The Problem of Entity Collapse

Training these models wasn’t without challenges. One fascinating insight from the paper is the phenomenon of Entity Representation Collapse.

Because the entity embeddings come from a different source (e.g., Wikipedia2Vec or LaQue) than the trained BERT word embeddings, they live in different vector spaces. During the early stages of training, the model struggles to balance the two.

Figure 3: A graph showing entity representation collapse. The top graph shows the number of active entities dropping to zero around log step 10.

As shown in Figure 3, without careful tuning, the model might decide to suppress the entities entirely, pushing their weights to zero (the sharp drop in the top graph). Once the weights hit zero, the ReLU activation kills the gradient, and the entity head “dies”—it stops learning forever.

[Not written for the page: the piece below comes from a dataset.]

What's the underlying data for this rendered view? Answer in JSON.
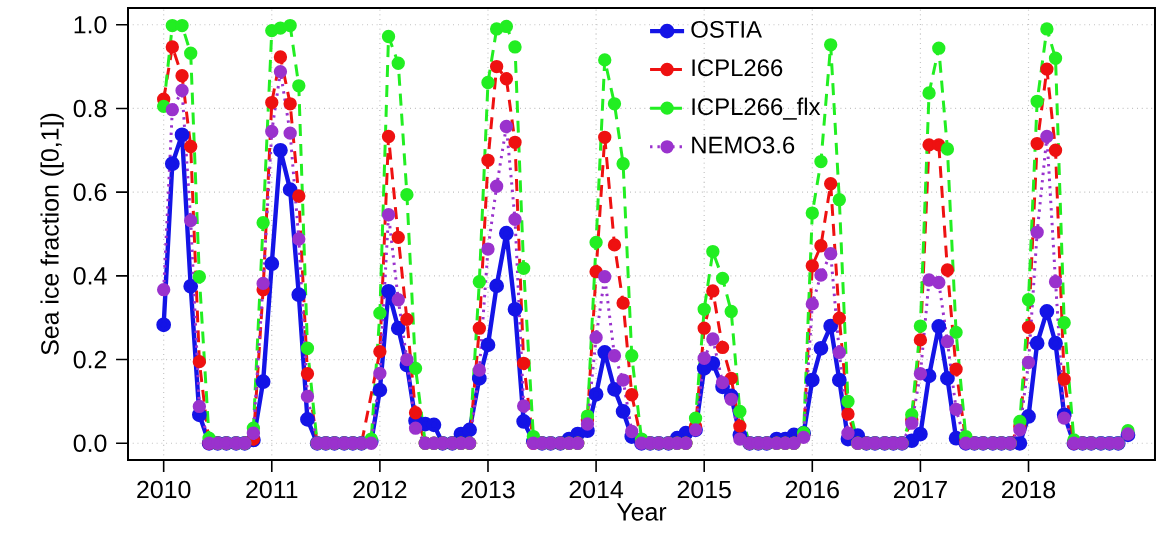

The researchers solved this by introducing the learnable scaling factor \(\lambda_{ent}\) mentioned in the math section, which helps stabilize the magnitudes of the two different vector spaces.

Does the Embedding Type Matter?

The researchers also asked: How should we represent the entities? They tested several embedding types:

  • Token Aggregation: Just averaging the word embeddings of the entity’s name.
  • Wikipedia2Vec: Pre-trained static embeddings.
  • LaQue / BLINK: Advanced transformer-based entity encoders.

While advanced encoders like BLINK provided the best performance, even the simple Wikipedia2Vec embeddings provided a significant boost over the baseline. This suggests that simply having unique dimensions for entities is the primary driver of success, rather than the specific nuance of the embedding vector.

Conclusion and Implications

DyVo represents a significant step forward in bridging the gap between lexical search (matching words) and semantic search (matching concepts). By treating Wikipedia entities as a dynamic extension of the model’s vocabulary, DyVo allows search engines to:

  1. Disambiguate complex terms (US vs. us).
  2. Update knowledge easily (by updating the entity database without re-training the whole model).
  3. Leverage LLMs for reasoning while keeping the efficiency of sparse retrieval (inverted indexes).

For students and researchers in Information Retrieval, DyVo illustrates a powerful design pattern: Decoupling the vocabulary from the model architecture. We are no longer limited to the tokens our model was pre-trained on; we can dynamically inject world knowledge precisely where it is needed.